Muziekencyclopedie

S. van Ameringen (1962)

Gepubliceerd op 21-04-2020

Verdi, Giuseppe

betekenis & definitie

(Roncole, bij Busseto. 1813-Milaan 1901), Italiaans componist, kreeg zijn muziekopleiding te Milaan, waar in 1839 in de Scala zijn eerste opera, Oberto, werd uitgevoerd. Zijn reputatie vestigde hij echter pas met Nabucco (1842), een succes dat door dat van I Lombardi (1843) en Ernani (1844) nog werd overtroffen.

Hiertoe droeg behalve een meeslepende melodiek ook het vurig patriottische karakter van deze werken bij, die grote weerklank vonden in een naar vrijheid snakkend Italië.

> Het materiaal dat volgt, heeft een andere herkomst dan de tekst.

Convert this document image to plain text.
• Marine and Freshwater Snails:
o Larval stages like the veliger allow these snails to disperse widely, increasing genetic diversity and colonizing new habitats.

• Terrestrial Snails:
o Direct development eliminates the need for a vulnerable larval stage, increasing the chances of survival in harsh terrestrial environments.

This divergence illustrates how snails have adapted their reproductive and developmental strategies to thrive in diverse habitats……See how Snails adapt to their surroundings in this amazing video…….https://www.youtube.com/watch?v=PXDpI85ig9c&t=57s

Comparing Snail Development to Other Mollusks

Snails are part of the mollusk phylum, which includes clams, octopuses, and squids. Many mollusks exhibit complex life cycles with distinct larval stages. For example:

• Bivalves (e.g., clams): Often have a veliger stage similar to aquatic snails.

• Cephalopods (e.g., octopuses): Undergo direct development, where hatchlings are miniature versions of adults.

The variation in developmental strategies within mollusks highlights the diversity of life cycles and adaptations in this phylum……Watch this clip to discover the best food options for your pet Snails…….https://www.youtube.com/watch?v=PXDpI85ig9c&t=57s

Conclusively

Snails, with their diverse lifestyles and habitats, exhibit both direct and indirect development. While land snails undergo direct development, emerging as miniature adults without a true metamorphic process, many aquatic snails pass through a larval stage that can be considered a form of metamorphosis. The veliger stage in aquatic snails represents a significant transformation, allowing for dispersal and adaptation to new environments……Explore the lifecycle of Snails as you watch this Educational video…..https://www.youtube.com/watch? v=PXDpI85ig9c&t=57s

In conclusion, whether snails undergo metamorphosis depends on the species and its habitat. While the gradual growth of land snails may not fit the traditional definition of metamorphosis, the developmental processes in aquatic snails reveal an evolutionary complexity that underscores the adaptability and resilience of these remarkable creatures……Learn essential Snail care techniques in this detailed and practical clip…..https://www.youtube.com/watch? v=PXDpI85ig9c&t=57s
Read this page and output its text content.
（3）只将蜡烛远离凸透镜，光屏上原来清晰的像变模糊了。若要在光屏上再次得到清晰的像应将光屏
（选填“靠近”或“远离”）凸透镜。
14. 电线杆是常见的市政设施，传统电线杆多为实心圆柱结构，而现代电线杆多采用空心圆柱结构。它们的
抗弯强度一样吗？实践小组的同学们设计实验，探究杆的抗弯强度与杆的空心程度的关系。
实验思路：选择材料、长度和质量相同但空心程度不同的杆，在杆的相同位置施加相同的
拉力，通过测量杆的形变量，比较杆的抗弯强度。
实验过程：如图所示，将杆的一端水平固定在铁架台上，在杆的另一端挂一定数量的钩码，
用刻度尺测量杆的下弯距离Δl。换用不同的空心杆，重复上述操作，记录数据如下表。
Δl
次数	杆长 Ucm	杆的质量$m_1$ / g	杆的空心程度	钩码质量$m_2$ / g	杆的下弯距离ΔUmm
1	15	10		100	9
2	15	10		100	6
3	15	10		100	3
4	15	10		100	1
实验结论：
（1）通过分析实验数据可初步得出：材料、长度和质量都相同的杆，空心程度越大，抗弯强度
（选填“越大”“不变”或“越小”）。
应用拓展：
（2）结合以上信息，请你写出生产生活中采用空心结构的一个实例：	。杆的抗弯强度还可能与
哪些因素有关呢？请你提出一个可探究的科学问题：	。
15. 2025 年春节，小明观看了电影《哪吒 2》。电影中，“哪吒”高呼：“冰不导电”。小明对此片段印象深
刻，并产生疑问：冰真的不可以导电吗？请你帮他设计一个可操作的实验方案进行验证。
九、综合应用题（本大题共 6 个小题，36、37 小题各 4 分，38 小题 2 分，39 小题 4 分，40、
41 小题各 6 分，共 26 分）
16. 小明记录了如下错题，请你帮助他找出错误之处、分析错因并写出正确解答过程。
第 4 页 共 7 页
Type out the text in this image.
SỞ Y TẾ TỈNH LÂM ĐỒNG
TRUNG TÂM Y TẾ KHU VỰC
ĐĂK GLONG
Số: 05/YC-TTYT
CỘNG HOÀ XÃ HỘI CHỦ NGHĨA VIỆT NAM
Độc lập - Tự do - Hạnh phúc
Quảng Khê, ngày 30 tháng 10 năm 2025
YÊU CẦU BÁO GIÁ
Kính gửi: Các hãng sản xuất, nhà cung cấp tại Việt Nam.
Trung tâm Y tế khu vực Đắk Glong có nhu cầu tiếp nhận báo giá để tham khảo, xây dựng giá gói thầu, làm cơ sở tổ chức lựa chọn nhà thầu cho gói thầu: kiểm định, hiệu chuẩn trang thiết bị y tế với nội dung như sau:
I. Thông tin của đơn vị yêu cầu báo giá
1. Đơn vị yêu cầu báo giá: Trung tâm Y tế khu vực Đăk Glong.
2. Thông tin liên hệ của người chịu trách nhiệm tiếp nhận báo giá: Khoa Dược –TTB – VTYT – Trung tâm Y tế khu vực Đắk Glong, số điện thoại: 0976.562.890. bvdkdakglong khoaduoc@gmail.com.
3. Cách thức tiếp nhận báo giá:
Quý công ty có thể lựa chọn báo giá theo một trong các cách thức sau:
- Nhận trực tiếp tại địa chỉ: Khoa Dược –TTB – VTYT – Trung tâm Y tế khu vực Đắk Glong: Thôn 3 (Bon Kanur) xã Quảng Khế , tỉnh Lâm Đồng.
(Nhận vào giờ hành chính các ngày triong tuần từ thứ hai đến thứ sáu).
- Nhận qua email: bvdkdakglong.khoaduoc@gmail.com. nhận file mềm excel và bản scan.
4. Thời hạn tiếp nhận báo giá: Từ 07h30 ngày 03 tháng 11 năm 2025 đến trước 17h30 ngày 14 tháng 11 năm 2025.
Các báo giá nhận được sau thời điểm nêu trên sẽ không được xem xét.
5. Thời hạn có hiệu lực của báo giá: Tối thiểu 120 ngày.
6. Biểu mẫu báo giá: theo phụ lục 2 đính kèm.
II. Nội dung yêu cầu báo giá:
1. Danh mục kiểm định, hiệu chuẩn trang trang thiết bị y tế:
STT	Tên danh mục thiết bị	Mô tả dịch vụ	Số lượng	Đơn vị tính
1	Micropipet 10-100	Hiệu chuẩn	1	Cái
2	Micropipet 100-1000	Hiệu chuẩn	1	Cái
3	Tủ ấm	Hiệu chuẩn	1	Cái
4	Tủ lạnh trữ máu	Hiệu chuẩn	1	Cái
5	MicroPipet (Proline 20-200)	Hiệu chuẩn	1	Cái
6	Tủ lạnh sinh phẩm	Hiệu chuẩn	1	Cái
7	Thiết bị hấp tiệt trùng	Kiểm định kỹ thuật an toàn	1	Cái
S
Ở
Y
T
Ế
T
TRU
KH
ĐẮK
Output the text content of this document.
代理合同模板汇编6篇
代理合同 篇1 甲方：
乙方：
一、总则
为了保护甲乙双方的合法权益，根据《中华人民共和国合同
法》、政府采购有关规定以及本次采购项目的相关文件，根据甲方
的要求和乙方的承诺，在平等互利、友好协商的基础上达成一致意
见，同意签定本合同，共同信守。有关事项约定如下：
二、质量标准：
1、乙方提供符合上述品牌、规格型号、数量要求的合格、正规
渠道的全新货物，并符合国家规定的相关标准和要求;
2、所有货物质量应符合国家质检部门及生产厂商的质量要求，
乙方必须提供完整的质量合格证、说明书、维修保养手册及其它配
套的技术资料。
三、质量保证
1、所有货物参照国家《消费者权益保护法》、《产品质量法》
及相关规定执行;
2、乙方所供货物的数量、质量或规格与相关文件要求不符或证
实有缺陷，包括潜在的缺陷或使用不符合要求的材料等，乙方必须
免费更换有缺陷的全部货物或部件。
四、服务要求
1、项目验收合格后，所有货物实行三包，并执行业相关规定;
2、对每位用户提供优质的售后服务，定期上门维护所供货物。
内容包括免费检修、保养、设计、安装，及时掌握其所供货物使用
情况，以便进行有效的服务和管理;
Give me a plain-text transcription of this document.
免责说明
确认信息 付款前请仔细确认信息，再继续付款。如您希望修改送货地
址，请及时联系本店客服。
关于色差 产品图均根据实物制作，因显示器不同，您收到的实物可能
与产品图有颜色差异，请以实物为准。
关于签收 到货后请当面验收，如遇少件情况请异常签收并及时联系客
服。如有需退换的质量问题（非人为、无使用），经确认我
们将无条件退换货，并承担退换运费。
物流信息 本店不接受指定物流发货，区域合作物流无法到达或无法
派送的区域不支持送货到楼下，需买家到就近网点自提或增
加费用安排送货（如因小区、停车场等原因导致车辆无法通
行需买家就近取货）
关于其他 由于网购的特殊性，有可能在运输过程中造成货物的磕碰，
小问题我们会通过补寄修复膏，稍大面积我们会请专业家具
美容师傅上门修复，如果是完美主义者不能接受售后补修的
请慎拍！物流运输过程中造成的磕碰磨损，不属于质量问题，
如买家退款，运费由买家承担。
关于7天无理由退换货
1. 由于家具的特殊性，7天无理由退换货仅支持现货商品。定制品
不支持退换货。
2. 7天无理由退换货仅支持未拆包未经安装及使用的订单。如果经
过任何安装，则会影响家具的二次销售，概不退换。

De naam V.E.R.D.I. dekte zelfs als afkorting de naam Vittorio Emanuele Re d’Italia. de leuze van de Italiaanse vrijheidsstrijders. In 1847 vestigde Verdi zich in Parijs met de sopraan Giuseppina Strepponi, met wie hij in 1859 huwde. Nadien woonde hij beurtelings in Parijs en Busseto. Een wereldnaam veroverde de vermaarde trits Rigoletto (1851), Il trovatore en La traviata (beide 1853). Hierna kwamen minder belangrijke opera’s; pas Un ballo in maschera (1859) toonde opnieuw grote hoedanigheden.

Enorm succes behaalde Aida, het prototype van de Italiaanse grand’opéra, geschreven voor de feesten bij de opening van het Suezkanaal (1871). Ook Verdi’s laatste opera’s Otello (1887) en Falstaff (1893) getuigen van zijn op hoge leeftijd nog onverzwakte scheppingskracht. Hij schreef voorts o.m. de Quattro pezzi sacri (1898, met het prachtige Ave Maria), liederen, een strijkkwartet en bovenal het visionaire Requiem (1874, voor koor, soli en orkest) ter nagedachtenis van zijn vriend en vrijheidsstrijder Manzoni.Verdi’s ontwikkelingsgang is uitgegaan van de operavorm van Bellini en Donizetti, maar onderging ook invloed van de Franse grand’opéra, die via zijn Don Carlos (1867) leidde tot de schepping van Aida. Hoewel deze opera in opzet verwant is aan het Franse genre, is hij naar inhoud vooral karakterdrama. Nog sterker is dit het geval in Otello. Dit werk heeft stilistisch slechts zijdelings een en ander te danken aan Wagners vernieuwingen (vnl. verrijking van het instrumentale en harmonische palet), maar is in wezen volstrekt Italiaans. Zijn opera buffa Falstaff is nog een schitterend getuigenis van zijn aanleg voor het komische. Andere opera’s van Verdi zijn o.m.

Macbeth (1847), Luisa Miller (1849), De Siciliaanse Vespers (1855). La forza deI destino (1861). Verdi stichtte te Milaan een Casa di riposi (rusthuis voor musici) en werd in de kapel ervan begraven. In Parma bestaat het Instituto di Studi Verdiani. dat o.m. het tijdschrift Verdi Quaderni uitgeeft.